Croissants & Montmartre

sacre couer street view

This morning I woke up missing Paris to the point of near-physical pain. Specifically warm pain au chocolat from a tiny boulangerie with orange awning in Montmarte, where I spent one of the most blissfully strange weeks of my life. Just as we entered the security line at JFK I got word that my grandfather was dying. “We don’t have to get on the plane,” my boyfriend said. But I had waited twenty-nine years to go to France, and I wasn’t about to trade my opportunity for a week of mourning in New Jersey.

The Gastrognome talked a big game about his seven years of high school French on the plane, but when we walked into a nameless bar around one in the afternoon, desperate for coffee, he came up empty. From somewhere in the recesses of my brain I pulled out enough of the language to order deux crème from the gray-haired woman behind the bar. She chatted rapidly with her husband in between serving red wine to locals amidst a thick cloud of cigar smoke.

This was the Paris I’d hoped for, straight out of Orwell or Sartre. We searched for the address of the apartment we’d rented, inhabited by the owner of a local bookseller. I ordered plain croissants from a boulangerie down the street, unfamiliar with the machinery at every cash register that dispensed change without human contact. It was my first experience in a place that really felt foreign — I’d only every traveled in the UK before going to France. I felt alien, in a state of incessant discovery; I loved it.

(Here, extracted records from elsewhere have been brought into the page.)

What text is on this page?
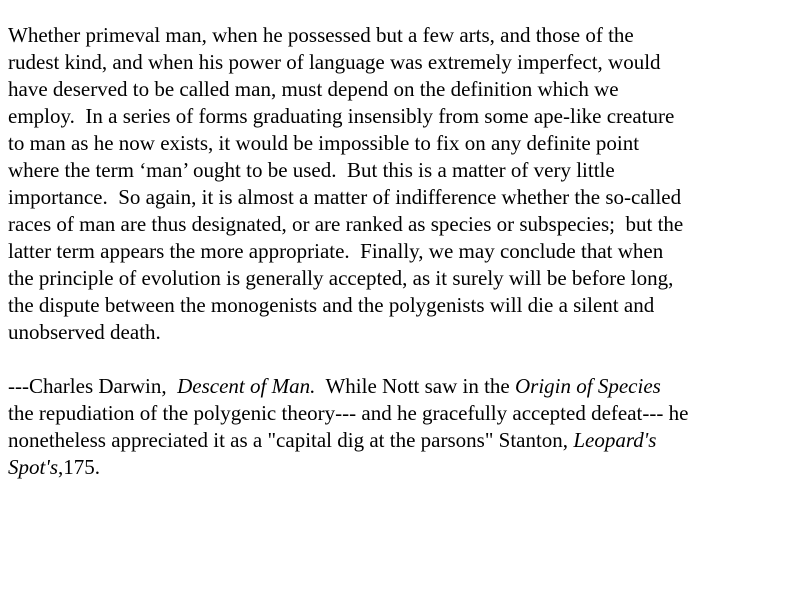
Whether primeval man, when he possessed but a few arts, and those of the
rudest kind, and when his power of language was extremely imperfect, would
have deserved to be called man, must depend on the definition which we
employ.  In a series of forms graduating insensibly from some ape-like creature
to man as he now exists, it would be impossible to fix on any definite point
where the term ‘man’ ought to be used.  But this is a matter of very little
importance.  So again, it is almost a matter of indifference whether the so-called
races of man are thus designated, or are ranked as species or subspecies;  but the
latter term appears the more appropriate.  Finally, we may conclude that when
the principle of evolution is generally accepted, as it surely will be before long,
the dispute between the monogenists and the polygenists will die a silent and
unobserved death.
---Charles Darwin,  Descent of Man.  While Nott saw in the Origin of Species
the repudiation of the polygenic theory--- and he gracefully accepted defeat--- he
nonetheless appreciated it as a "capital dig at the parsons" Stanton, Leopard's
Spot's,175.
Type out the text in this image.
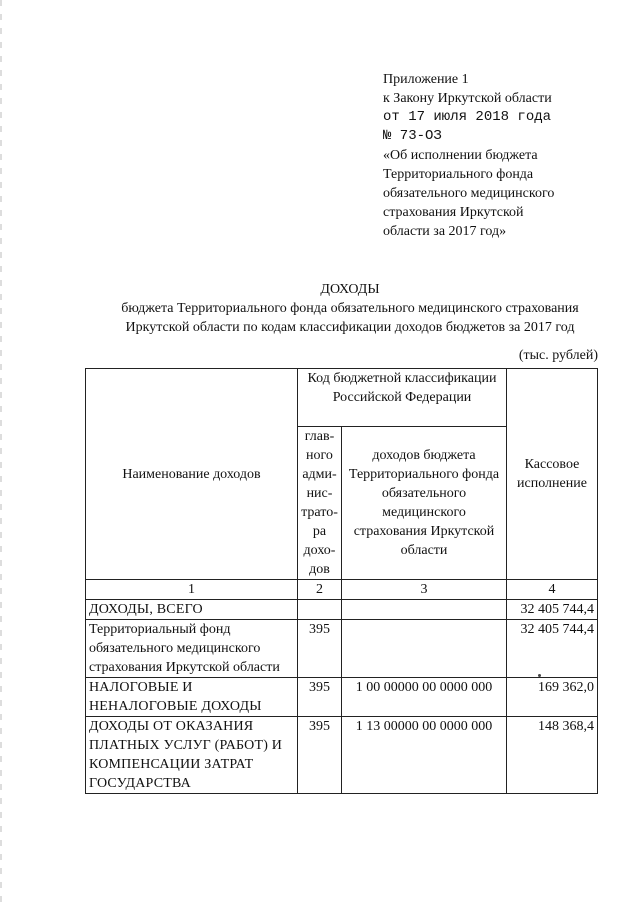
Приложение 1
к Закону Иркутской области
от 17 июля 2018 года
№ 73-ОЗ
«Об исполнении бюджета
Территориального фонда
обязательного медицинского
страхования Иркутской
области за 2017 год»
ДОХОДЫ
бюджета Территориального фонда обязательного медицинского страхования
Иркутской области по кодам классификации доходов бюджетов за 2017 год
(тыс. рублей)
Наименование доходов	Код бюджетной классификации Российской Федерации		Кассовое исполнение
	глав-ного адми-нис-трато-ра дохо-дов	доходов бюджета Территориального фонда обязательного медицинского страхования Иркутской области	
1	2	3	4
ДОХОДЫ, ВСЕГО			32 405 744,4
Территориальный фонд обязательного медицинского страхования Иркутской области	395		32 405 744,4
НАЛОГОВЫЕ И НЕНАЛОГОВЫЕ ДОХОДЫ	395	1 00 00000 00 0000 000	169 362,0
ДОХОДЫ ОТ ОКАЗАНИЯ ПЛАТНЫХ УСЛУГ (РАБОТ) И КОМПЕНСАЦИИ ЗАТРАТ ГОСУДАРСТВА	395	1 13 00000 00 0000 000	148 368,4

My longing this morning took the form of an insatiable craving for pastry. I had been up all night reading Ruth Reichl while GN sewed floral pillowcases in the library of our Brooklyn apartment. While my desire manifested in the physical what I wanted most was to embark on an adventure.

IMG-4156

The G train skipped my usual stop, so I rode it down the line to Bergen Street where I could at least get a croissant from Bien Cuit, the closest thing to real French pastry you can get in Brooklyn. It came lacquered brown with brittle, petal-thin layers and coffee better than anything we had in Paris. Walking down Dean Street, past brownstones and Japanese maples in varying shades of red and gold, I felt only grateful that taste has the power to merge the streets of distant cities.